To put it simply, classification automatically identifies an article or text and matches and determines a piece of text based on a prior category. Clustering is a technology that compares similarity between a group of articles or text information and classifies similar articles or text information into the same group. Classification and clustering are the process of classifying similar objects. The difference is that the category is defined in advance, and the number of categories remains unchanged. The classifier must be trained by manually labeled training corpus and belongs to the category of Guided Learning. Clustering does not have a pre-defined category, and the number of categories is uncertain. No manual tagging or pre-training classifier is required for clustering. Classes are automatically generated during clustering. Classification is suitable for situations where categories or classification systems have been defined, such as classification books by country chart; Clustering is suitable for situations where there is no classification system or the number of categories is uncertain. It is generally used as the front-end of some applications, for example, multi-document summarization and post-search engine result clustering (meta-search.
Classification is a model (or function) that identifies and describes data classes or concepts, so that you can use model prediction classes to mark unknown object classes. Classification Technology is an important task in Data Mining. Currently, it is most widely used in business. The purpose of classification is to learn a classification function or classification model (also known as classifier). This model can map data items in the database to a class in a given category.
To construct a classifier, you must have a training sample dataset as the input. A training set consists of a set of database records or tuples, each of which is a feature vector consisting of values of relevant fields (also known as attributes or features). In addition, a training sample also has a category tag. A specific sample can be expressed as follows: (V1, V2,..., vn; c). VI indicates the field value, and C indicates the category. Classifier construction methods include statistical methods, machine learning methods, and neural network methods.
Different classifiers have different characteristics. There are three classifier evaluation or comparison scales: 1) prediction accuracy; 2) computing complexity; 3) model description conciseness. Prediction accuracy is the most widely used comparison scale, especially for prediction classification tasks. Computing complexity depends on the specific implementation details and hardware environment. in data mining, because the operation object is a massive amount of data, the complexity of space and time will be a very important part. For descriptive classification tasks, the simpler the model description, the more popular it is.

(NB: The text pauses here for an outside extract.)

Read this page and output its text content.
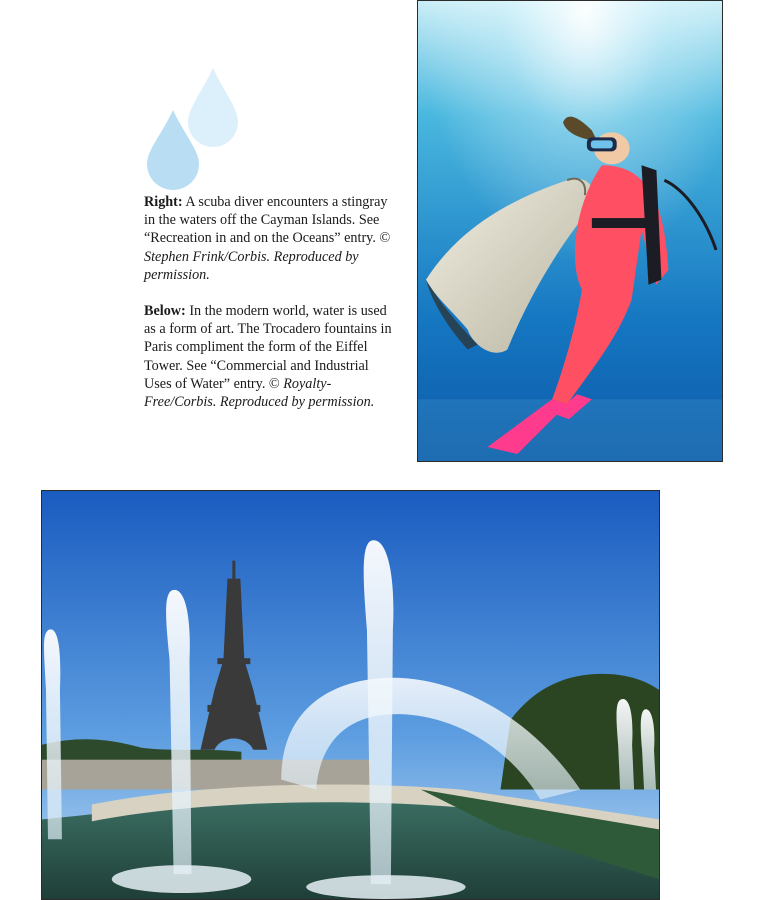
Right: A scuba diver encounters a stingray in the waters off the Cayman Islands. See “Recreation in and on the Oceans” entry. © Stephen Frink/Corbis. Reproduced by permission.

Below: In the modern world, water is used as a form of art. The Trocadero fountains in Paris compliment the form of the Eiffel Tower. See “Commercial and Industrial Uses of Water” entry. © Royalty-Free/Corbis. Reproduced by permission.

In addition, it should be noted that the classification effect is generally related to the characteristics of data. Some data have high noise, some have vacant values, some are sparse, and some have strong correlation between fields or attributes, some attributes are discrete, while others are continuous values or hybrid. At present, it is widely believed that there is no method that can be suitable for data with various characteristics.

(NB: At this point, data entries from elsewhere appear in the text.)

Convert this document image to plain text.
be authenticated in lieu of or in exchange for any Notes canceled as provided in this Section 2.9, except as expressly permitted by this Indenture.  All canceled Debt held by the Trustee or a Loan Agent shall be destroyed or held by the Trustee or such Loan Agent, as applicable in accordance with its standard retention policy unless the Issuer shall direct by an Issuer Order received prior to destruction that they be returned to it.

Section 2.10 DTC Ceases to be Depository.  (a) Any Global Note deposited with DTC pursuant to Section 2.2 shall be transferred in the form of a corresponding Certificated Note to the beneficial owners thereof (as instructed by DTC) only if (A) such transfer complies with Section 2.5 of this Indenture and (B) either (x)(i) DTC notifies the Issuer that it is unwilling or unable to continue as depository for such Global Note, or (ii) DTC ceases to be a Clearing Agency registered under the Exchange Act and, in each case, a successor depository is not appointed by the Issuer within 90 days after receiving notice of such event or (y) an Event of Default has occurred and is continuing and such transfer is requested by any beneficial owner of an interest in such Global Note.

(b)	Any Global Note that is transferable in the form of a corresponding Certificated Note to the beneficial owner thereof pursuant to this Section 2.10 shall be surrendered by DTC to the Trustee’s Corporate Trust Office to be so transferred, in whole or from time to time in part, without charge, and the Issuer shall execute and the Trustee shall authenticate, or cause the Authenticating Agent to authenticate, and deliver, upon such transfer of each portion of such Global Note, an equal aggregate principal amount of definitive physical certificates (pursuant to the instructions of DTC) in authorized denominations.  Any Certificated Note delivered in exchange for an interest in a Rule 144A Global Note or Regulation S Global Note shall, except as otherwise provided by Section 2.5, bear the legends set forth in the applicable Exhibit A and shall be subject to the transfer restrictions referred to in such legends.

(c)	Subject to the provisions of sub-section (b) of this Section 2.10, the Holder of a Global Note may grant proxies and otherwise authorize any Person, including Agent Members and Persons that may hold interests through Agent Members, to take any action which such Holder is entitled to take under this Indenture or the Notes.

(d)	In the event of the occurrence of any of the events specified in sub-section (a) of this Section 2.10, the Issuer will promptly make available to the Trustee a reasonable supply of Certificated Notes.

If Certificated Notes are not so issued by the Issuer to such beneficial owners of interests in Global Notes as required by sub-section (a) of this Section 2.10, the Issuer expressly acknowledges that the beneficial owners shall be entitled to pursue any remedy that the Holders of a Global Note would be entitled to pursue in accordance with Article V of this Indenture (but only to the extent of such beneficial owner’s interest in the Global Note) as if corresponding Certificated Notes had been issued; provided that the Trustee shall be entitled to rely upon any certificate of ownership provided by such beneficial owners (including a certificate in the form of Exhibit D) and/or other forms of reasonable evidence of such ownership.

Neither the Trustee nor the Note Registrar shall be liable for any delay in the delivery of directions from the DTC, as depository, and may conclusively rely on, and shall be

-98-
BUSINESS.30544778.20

Clustering refers to integrating non-class samples into different groups based on the principle of "Object-based clustering". Such a set of data objects is called a cluster, and describe each of these clusters. The purpose is to make the samples of the same cluster should be similar to each other, and the samples of different clusters should be not similar enough. Unlike classification rules, before clustering, you do not know which groups you want to divide into or what groups you want to define, or which spaces are used to differentiate rules. The objective is to discover the functional relationships between attributes of a spatial object. The knowledge of mining is expressed by mathematical equations of attributes named variables. Clustering technology is booming in the fields of data mining, statistics, machine learning, spatial database technology, biology, and marketing, clustering Analysis has become an active research topic in the field of data mining. Common clustering algorithms include K-means, K-center, CLARANS, birch, clique, and DBSCAN.